Sementara itu, Direktur dari Yayasan Lembaga Bantuan Hukum Indonesia (YLBHI), Alvon Kurnia Palma juga mendesak Kapolri dan Panglima TNI untuk segera menangkap dan menindak pelaku kekerasan tersebut. Alvon juga meminta pelaku kekerasan tersebut diproses sesuai dengan prosedur hukum yang berlaku termasuk memberikan sanksi pidana serta sanksi disiplin bagi anggotanya yang terlibat.
Tindakan sewenang-wenang aparat tersebut, lanjutnya, memperlihatkan secara nyata bahwa aparat penegak hukum telah menghamba terhadap kekuasaan modal demi menghancurkan setiap upaya perlawanan masyarakat melalui berbagai cara, termasuk penggusuran atas tanah masyarakat. Aksi kekerasan oknum Polisi, TNI dan Polisi Kehutanan tersebut merupakan pelanggaran serius terhadap UU No. 39 tahun 1999 tentang Hak Asasi Manusia.
“Kepolisian seharusnya mengedepankan asas legalitas, asas nesesitas, dan asas proporsionalitas dalam melayani warga masyarakat. Upaya penggusuran paksa terhadap penduduk Desa Bumi Makmur merupakan bentuk pelanggaran HAM yang dilakukan Negara bersama korporasi,” tambahnya.
Haris Azhar sebagai Koordinator dari Komisi Untuk Orang Hilang dan Korban Tindak Kekerasan (KONTRAS) juga menyatakan bahwa penggusuran ini akan menjadikan masyarakat Desa Bumi Makmur tidak berumah dan rentan mengalami pelanggaran HAM lainnya.
“Upaya-upaya penggusuran paksa terhadap masyarakat menunjukan bahwa korporasi PT. MHP tidak menjalankan kaidah budaya korporasi yang baik dan bertanggung jawab. Penggusuran paksa terhadap masyarakat merupakan tindakan kejahatan terhadap kemanusiaan, lingkungan dan hak asasi manusia,” katanya.
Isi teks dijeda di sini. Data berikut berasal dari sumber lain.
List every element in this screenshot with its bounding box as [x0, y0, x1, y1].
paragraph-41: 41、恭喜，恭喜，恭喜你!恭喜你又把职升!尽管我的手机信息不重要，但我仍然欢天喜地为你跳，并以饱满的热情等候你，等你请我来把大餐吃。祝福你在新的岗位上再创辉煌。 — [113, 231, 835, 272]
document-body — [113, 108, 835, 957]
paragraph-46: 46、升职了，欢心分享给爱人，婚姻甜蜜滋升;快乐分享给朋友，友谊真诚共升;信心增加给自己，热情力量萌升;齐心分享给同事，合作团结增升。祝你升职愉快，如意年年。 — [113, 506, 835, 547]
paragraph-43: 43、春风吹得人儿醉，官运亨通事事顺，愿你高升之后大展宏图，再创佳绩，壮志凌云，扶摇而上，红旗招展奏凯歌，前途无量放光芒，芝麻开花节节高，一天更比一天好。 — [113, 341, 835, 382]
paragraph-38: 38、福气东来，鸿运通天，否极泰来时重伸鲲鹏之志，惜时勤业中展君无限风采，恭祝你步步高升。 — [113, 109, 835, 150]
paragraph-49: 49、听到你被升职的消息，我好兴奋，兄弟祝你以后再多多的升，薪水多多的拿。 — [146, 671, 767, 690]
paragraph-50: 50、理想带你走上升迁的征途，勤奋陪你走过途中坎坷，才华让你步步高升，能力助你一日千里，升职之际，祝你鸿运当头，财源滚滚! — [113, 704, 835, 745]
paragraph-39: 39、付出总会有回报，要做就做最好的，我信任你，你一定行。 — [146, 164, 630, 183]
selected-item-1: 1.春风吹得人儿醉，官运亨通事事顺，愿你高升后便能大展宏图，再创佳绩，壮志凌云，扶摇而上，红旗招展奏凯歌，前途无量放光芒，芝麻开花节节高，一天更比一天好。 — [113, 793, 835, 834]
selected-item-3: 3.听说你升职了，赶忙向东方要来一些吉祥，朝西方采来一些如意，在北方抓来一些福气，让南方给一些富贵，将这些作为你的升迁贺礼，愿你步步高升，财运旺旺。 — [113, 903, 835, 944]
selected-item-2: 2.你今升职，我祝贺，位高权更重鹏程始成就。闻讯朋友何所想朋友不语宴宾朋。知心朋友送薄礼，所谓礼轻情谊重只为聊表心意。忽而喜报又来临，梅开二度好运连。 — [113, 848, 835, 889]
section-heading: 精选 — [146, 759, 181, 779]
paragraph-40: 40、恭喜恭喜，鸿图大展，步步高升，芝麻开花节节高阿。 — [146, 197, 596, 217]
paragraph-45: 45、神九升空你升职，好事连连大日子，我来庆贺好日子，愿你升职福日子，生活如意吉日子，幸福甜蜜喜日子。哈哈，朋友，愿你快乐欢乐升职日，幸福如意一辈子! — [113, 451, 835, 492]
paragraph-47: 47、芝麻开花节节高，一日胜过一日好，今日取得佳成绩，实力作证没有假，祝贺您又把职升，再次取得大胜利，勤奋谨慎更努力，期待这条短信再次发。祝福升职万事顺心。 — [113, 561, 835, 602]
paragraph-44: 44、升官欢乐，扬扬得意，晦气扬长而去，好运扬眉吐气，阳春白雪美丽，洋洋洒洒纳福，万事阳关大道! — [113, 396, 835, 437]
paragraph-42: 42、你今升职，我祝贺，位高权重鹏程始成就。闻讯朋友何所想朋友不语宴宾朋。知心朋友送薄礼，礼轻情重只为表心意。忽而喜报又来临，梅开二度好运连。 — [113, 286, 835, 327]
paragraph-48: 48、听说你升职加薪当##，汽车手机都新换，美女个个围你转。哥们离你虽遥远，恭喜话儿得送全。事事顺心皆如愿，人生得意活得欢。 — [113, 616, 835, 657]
Sebagai informasi, pada Selasa 7 Juli 2015 sekitar jam 3 sore waktu setempat, pihak keamanan perusahaan milik perusahaan asal Jepang, PT. MHP melakukan kekerasan terhadap staff Pemerintah RI dan tim yang ditugaskan oleh menteri KLHK untuk melakukan pendataan terkait konflik yang terjadi antara perusahaan dan masyarakat Dusun Cawang Gumilir, Desa Bumi Makmur, Kabupaten Musi Rawa, Sumatera Selatan. Beberapa aparat militer dan polisi yang melakukan kekerasan terlihat memakai seragam tetapi menutupi mukanya dengan kain.